Re: [ccp4bb] Does ncs bias R-free? And if so, can it be avoided by special selection of the free set?

2019-06-01 Thread Jonathan Cooper
 I have done some more tests with different programs for choosing the R-free 
set in shells or at random and the results are at the same link:
https://www.ucl.ac.uk/~rmhajc0/rfreetests.pdf

There still seems to be no significant difference between the normal R-free and 
the R-free in shells, with up to 20-fold NCS present. I can't comment on 
twinning, but with NCS it would seem that the normal CCP4 way of picking the 
R-free set is as good as anything else! On Sunday, 26 May 2019, 14:02:50 
BST, dusan turk  wrote:  
 
 Dear colleagues,


> Does ncs bias R-free? And if so, can it be avoided by special selection of
    the free set?

It occurs to me that we tend to forget that the objective of structure 
determination is not the model with the lowest model bias, but the model which 
is closest to the true structure. The structure without model bias is the 
structure without a model - which is not really helpful.

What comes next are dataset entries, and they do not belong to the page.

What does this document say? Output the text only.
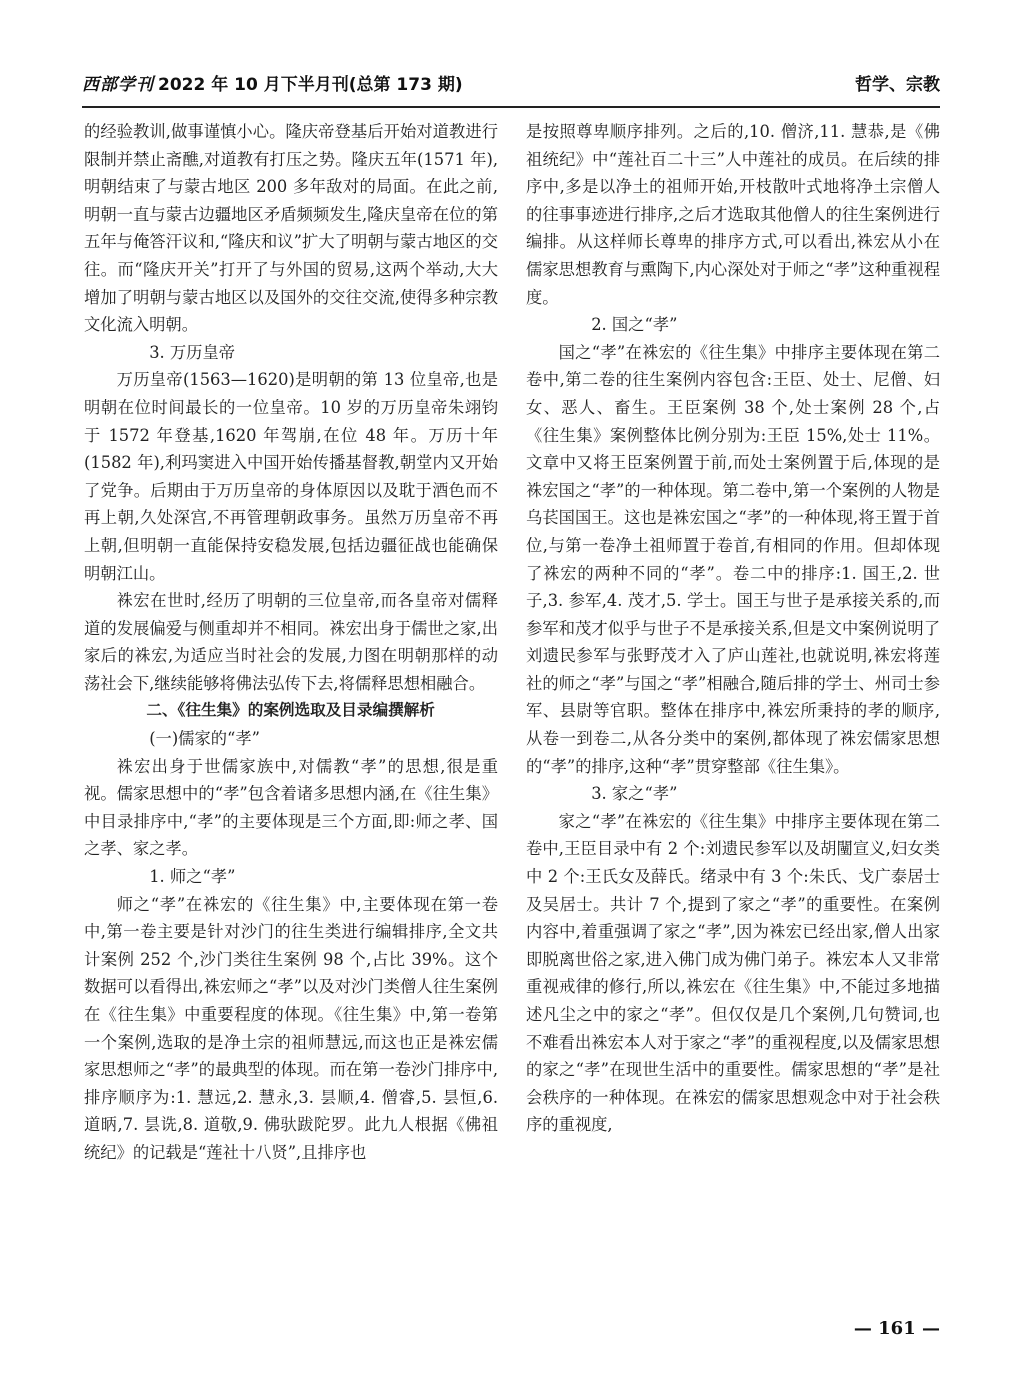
西部学刊 2022 年 10 月下半月刊(总第 173 期)	哲学、宗教

的经验教训,做事谨慎小心。隆庆帝登基后开始对道教进行限制并禁止斋醮,对道教有打压之势。隆庆五年(1571 年),明朝结束了与蒙古地区 200 多年敌对的局面。在此之前,明朝一直与蒙古边疆地区矛盾频频发生,隆庆皇帝在位的第五年与俺答汗议和,“隆庆和议”扩大了明朝与蒙古地区的交往。而“隆庆开关”打开了与外国的贸易,这两个举动,大大增加了明朝与蒙古地区以及国外的交往交流,使得多种宗教文化流入明朝。

3. 万历皇帝

万历皇帝(1563—1620)是明朝的第 13 位皇帝,也是明朝在位时间最长的一位皇帝。10 岁的万历皇帝朱翊钧于 1572 年登基,1620 年驾崩,在位 48 年。万历十年(1582 年),利玛窦进入中国开始传播基督教,朝堂内又开始了党争。后期由于万历皇帝的身体原因以及耽于酒色而不再上朝,久处深宫,不再管理朝政事务。虽然万历皇帝不再上朝,但明朝一直能保持安稳发展,包括边疆征战也能确保明朝江山。

袾宏在世时,经历了明朝的三位皇帝,而各皇帝对儒释道的发展偏爱与侧重却并不相同。袾宏出身于儒世之家,出家后的袾宏,为适应当时社会的发展,力图在明朝那样的动荡社会下,继续能够将佛法弘传下去,将儒释思想相融合。

二、《往生集》的案例选取及目录编撰解析

(一)儒家的“孝”

袾宏出身于世儒家族中,对儒教“孝”的思想,很是重视。儒家思想中的“孝”包含着诸多思想内涵,在《往生集》中目录排序中,“孝”的主要体现是三个方面,即:师之孝、国之孝、家之孝。

1. 师之“孝”

师之“孝”在袾宏的《往生集》中,主要体现在第一卷中,第一卷主要是针对沙门的往生类进行编辑排序,全文共计案例 252 个,沙门类往生案例 98 个,占比 39%。这个数据可以看得出,袾宏师之“孝”以及对沙门类僧人往生案例在《往生集》中重要程度的体现。《往生集》中,第一卷第一个案例,选取的是净土宗的祖师慧远,而这也正是袾宏儒家思想师之“孝”的最典型的体现。而在第一卷沙门排序中,排序顺序为:1. 慧远,2. 慧永,3. 昙顺,4. 僧睿,5. 昙恒,6. 道昞,7. 昙诜,8. 道敬,9. 佛驮跋陀罗。此九人根据《佛祖统纪》的记载是“莲社十八贤”,且排序也

是按照尊卑顺序排列。之后的,10. 僧济,11. 慧恭,是《佛祖统纪》中“莲社百二十三”人中莲社的成员。在后续的排序中,多是以净土的祖师开始,开枝散叶式地将净土宗僧人的往事事迹进行排序,之后才选取其他僧人的往生案例进行编排。从这样师长尊卑的排序方式,可以看出,袾宏从小在儒家思想教育与熏陶下,内心深处对于师之“孝”这种重视程度。

2. 国之“孝”

国之“孝”在袾宏的《往生集》中排序主要体现在第二卷中,第二卷的往生案例内容包含:王臣、处士、尼僧、妇女、恶人、畜生。王臣案例 38 个,处士案例 28 个,占《往生集》案例整体比例分别为:王臣 15%,处士 11%。文章中又将王臣案例置于前,而处士案例置于后,体现的是袾宏国之“孝”的一种体现。第二卷中,第一个案例的人物是乌苌国国王。这也是袾宏国之“孝”的一种体现,将王置于首位,与第一卷净土祖师置于卷首,有相同的作用。但却体现了袾宏的两种不同的“孝”。卷二中的排序:1. 国王,2. 世子,3. 参军,4. 茂才,5. 学士。国王与世子是承接关系的,而参军和茂才似乎与世子不是承接关系,但是文中案例说明了刘遗民参军与张野茂才入了庐山莲社,也就说明,袾宏将莲社的师之“孝”与国之“孝”相融合,随后排的学士、州司士参军、县尉等官职。整体在排序中,袾宏所秉持的孝的顺序,从卷一到卷二,从各分类中的案例,都体现了袾宏儒家思想的“孝”的排序,这种“孝”贯穿整部《往生集》。

3. 家之“孝”

家之“孝”在袾宏的《往生集》中排序主要体现在第二卷中,王臣目录中有 2 个:刘遗民参军以及胡闉宣义,妇女类中 2 个:王氏女及薛氏。绪录中有 3 个:朱氏、戈广泰居士及吴居士。共计 7 个,提到了家之“孝”的重要性。在案例内容中,着重强调了家之“孝”,因为袾宏已经出家,僧人出家即脱离世俗之家,进入佛门成为佛门弟子。袾宏本人又非常重视戒律的修行,所以,袾宏在《往生集》中,不能过多地描述凡尘之中的家之“孝”。但仅仅是几个案例,几句赞词,也不难看出袾宏本人对于家之“孝”的重视程度,以及儒家思想的家之“孝”在现世生活中的重要性。儒家思想的“孝”是社会秩序的一种体现。在袾宏的儒家思想观念中对于社会秩序的重视度,

— 161 —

An angle on the NCS issue is provided by the work of Silva & Rossmann (1985, 
Acta Cryst B41, 147-157), who discarded most of data almost proportionally to 
the level of NCS redundancy (using 1/7th for WORK set and 6/7 for TEST set in 
the case of 10-fold NCS). They did it in 1990s in order to make refinement of 
their large structure computationally feasible: “Despite the reduction in the 
number of variables imposed by the non-crystallographic constraints, the 
problem remained a formidable one if all 298615 crystallographically 
independent reflections were to be used in the refinement. However, the 
reduction of size of the asymmetric unit in real space should be equivalent to 
a corresponding reduction in reciprocal space. Hence, one-tenth of refinement 
of the independent data might suffice for refinement.” In conclusion they 
stated that “This is the first time that the structure of a complete virus has 
been refined by a reciprocal-space method.” To conclude, to select an 
independent data set to refined against, one should take an n-th fraction of 
reflections from the data set containing the n-fold NCS.

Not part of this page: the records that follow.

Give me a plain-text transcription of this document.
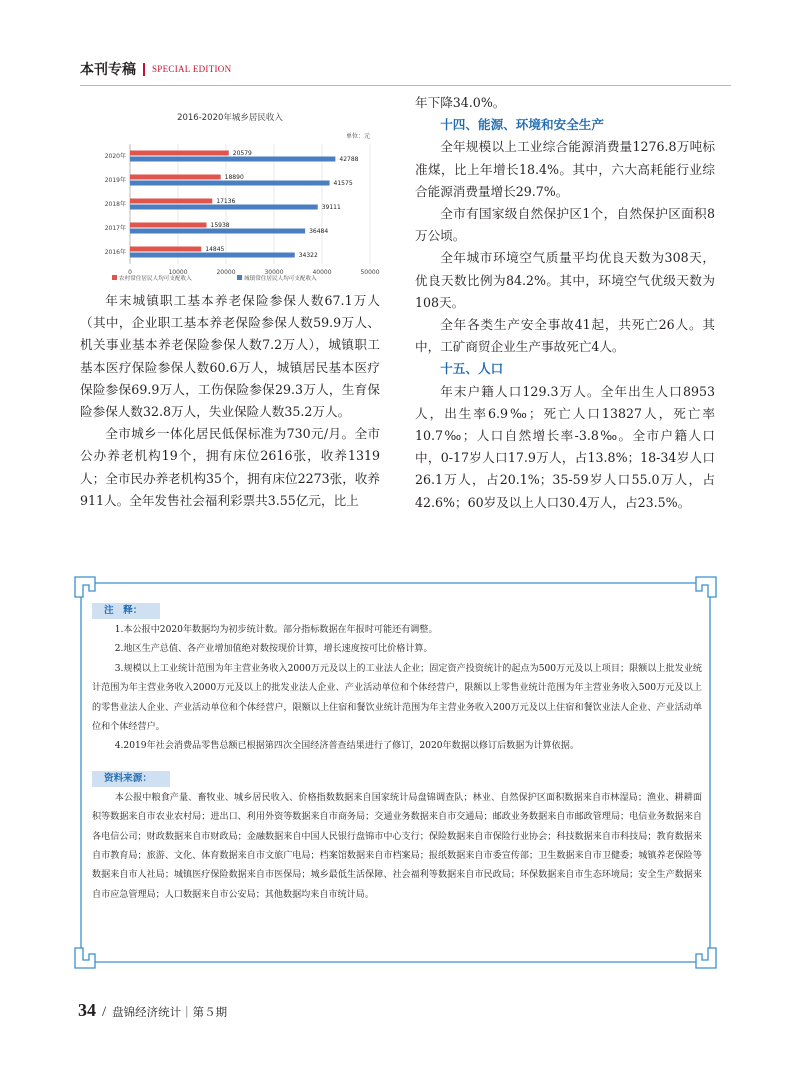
本刊专稿 SPECIAL EDITION
2016-2020年城乡居民收入
单位：元
0	10000	20000	30000	40000	50000
2020年	20579
42788
2019年	18890
41575
2018年	17136
39111
2017年	15938
36484
2016年	14845
34322
农村常住居民人均可支配收入	城镇常住居民人均可支配收入

年末城镇职工基本养老保险参保人数67.1万人（其中，企业职工基本养老保险参保人数59.9万人、机关事业基本养老保险参保人数7.2万人），城镇职工基本医疗保险参保人数60.6万人，城镇居民基本医疗保险参保69.9万人，工伤保险参保29.3万人，生育保险参保人数32.8万人，失业保险人数35.2万人。

全市城乡一体化居民低保标准为730元/月。全市公办养老机构19个，拥有床位2616张，收养1319人；全市民办养老机构35个，拥有床位2273张，收养911人。全年发售社会福利彩票共3.55亿元，比上

年下降34.0%。

十四、能源、环境和安全生产

全年规模以上工业综合能源消费量1276.8万吨标准煤，比上年增长18.4%。其中，六大高耗能行业综合能源消费量增长29.7%。

全市有国家级自然保护区1个，自然保护区面积8万公顷。

全年城市环境空气质量平均优良天数为308天，优良天数比例为84.2%。其中，环境空气优级天数为108天。

全年各类生产安全事故41起，共死亡26人。其中，工矿商贸企业生产事故死亡4人。

十五、人口

年末户籍人口129.3万人。全年出生人口8953人，出生率6.9‰；死亡人口13827人，死亡率10.7‰；人口自然增长率-3.8‰。全市户籍人口中，0-17岁人口17.9万人，占13.8%；18-34岁人口26.1万人，占20.1%；35-59岁人口55.0万人，占42.6%；60岁及以上人口30.4万人，占23.5%。

注　释：

1.本公报中2020年数据均为初步统计数。部分指标数据在年报时可能还有调整。

2.地区生产总值、各产业增加值绝对数按现价计算，增长速度按可比价格计算。

3.规模以上工业统计范围为年主营业务收入2000万元及以上的工业法人企业；固定资产投资统计的起点为500万元及以上项目；限额以上批发业统计范围为年主营业务收入2000万元及以上的批发业法人企业、产业活动单位和个体经营户，限额以上零售业统计范围为年主营业务收入500万元及以上的零售业法人企业、产业活动单位和个体经营户，限额以上住宿和餐饮业统计范围为年主营业务收入200万元及以上住宿和餐饮业法人企业、产业活动单位和个体经营户。

4.2019年社会消费品零售总额已根据第四次全国经济普查结果进行了修订，2020年数据以修订后数据为计算依据。

资料来源：

本公报中粮食产量、畜牧业、城乡居民收入、价格指数数据来自国家统计局盘锦调查队；林业、自然保护区面积数据来自市林湿局；渔业、耕耕面积等数据来自市农业农村局；进出口、利用外资等数据来自市商务局；交通业务数据来自市交通局；邮政业务数据来自市邮政管理局；电信业务数据来自各电信公司；财政数据来自市财政局；金融数据来自中国人民银行盘锦市中心支行；保险数据来自市保险行业协会；科技数据来自市科技局；教育数据来自市教育局；旅游、文化、体育数据来自市文旅广电局；档案馆数据来自市档案局；报纸数据来自市委宣传部；卫生数据来自市卫健委；城镇养老保险等数据来自市人社局；城镇医疗保险数据来自市医保局；城乡最低生活保障、社会福利等数据来自市民政局；环保数据来自市生态环境局；安全生产数据来自市应急管理局；人口数据来自市公安局；其他数据均来自市统计局。

34 / 盘锦经济统计｜第５期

Now on the bias of the concept of R-free itself. As we known, each term in the 
Fourier series is orthogonal to all other terms, hence the projection of any 
two terms on each other is zero. We also know that diffraction pattern of a 
crystal structure is composed of Iobs which reflect Fobs. Fobs are a Fourier 
series of terms . From measured set of Iobs we can directly calculate |Fobs|, 
but not their phase. To calculate the phase in refinement we use Fmodel 
structure factors, of which the most significant part are Fcalc calculated from 
atomic model. However, the model is changed during model building and 
refinement (atomic positions, B-factors and occupancies), all Fmodel structure 
factors change in size and in phase angle.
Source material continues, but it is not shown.